Kolejnym szokiem były ceny. No cóż, drewniany wieszak zobowiązuje. Płaszcze po sto złotych, tuniki popularnych marek sprzed kilku sezonów w cenach niemalże sklepowych. Nagle zaczęłam współczuć Właścicielkom. Współczułam im ich zdziwienia, kiedy nastąpi moment zderzenia ich niewątpliwie wspaniałej wizji eleganckiego sklepu z kolorowymi bluzeczkami od Lipsy, z szarą rzeczywistością mojego miasta tonącego w chińskiej tandecie, gdzie średnia krajowa to dla ludzi duży luksus.

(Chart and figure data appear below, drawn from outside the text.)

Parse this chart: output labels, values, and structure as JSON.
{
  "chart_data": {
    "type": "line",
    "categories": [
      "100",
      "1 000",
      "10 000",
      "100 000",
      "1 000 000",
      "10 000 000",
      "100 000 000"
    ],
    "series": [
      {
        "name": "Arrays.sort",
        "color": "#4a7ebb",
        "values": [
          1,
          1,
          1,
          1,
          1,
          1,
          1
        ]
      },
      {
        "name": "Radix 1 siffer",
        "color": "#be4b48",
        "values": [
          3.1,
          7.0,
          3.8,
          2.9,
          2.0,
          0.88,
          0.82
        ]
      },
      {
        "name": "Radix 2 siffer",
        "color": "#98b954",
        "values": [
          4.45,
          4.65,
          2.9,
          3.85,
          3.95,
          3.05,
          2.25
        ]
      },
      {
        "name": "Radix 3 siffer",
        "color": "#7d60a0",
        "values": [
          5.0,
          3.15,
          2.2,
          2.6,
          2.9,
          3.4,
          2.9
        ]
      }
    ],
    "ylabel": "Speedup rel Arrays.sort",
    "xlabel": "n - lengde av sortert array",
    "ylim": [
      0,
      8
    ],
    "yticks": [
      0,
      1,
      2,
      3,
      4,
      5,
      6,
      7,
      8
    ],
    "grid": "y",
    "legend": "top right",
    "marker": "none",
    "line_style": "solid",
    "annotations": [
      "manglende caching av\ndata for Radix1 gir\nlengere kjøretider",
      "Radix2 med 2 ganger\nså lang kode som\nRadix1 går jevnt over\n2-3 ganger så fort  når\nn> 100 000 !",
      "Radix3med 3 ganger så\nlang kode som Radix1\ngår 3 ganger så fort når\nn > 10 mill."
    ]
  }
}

Uciekłam.
Czy to ja schamiałam? Czy to moje standardy traktowania klienta aż tak się obniżyły? Czy faktycznie powinnam teraz za przeciętnie ładną ale wyprasowaną i schludnie podaną sukienkę z Atmo płacić 70 zł ale napić się kawki w miłym towarzystwie i usiąść na ikeowym krzesełku przy ścianie pomalowanej farbą z kolekcji emalii Ewy Minge? Nie wiem. Po prostu nie wiem.
***
Popełniając najdłuższą notkę w historii bloga, chcę jeszcze czymś się pochwalić. Kolaż zdjęć mojego autorstwa, które przedstawiają mojego przyjaciela, wygrał wczoraj główną nagrodę w konkursie organizowanym przez markę Vistula. Jestem bardzo dumna!:) (poznajecie mój kapelusz?;))
Tym, które dotarły do końca: dziękuję i podziwiam.
Eng. Actually what I described today is the sad stoy of my today's shopping. I'm sure you do not want to read this, so I'm leaving you with the photo of my friend that won the competition of a famous Polish brand. The photos were taken by myself, so my pride is doubled:) Hope you enjoy your weekend!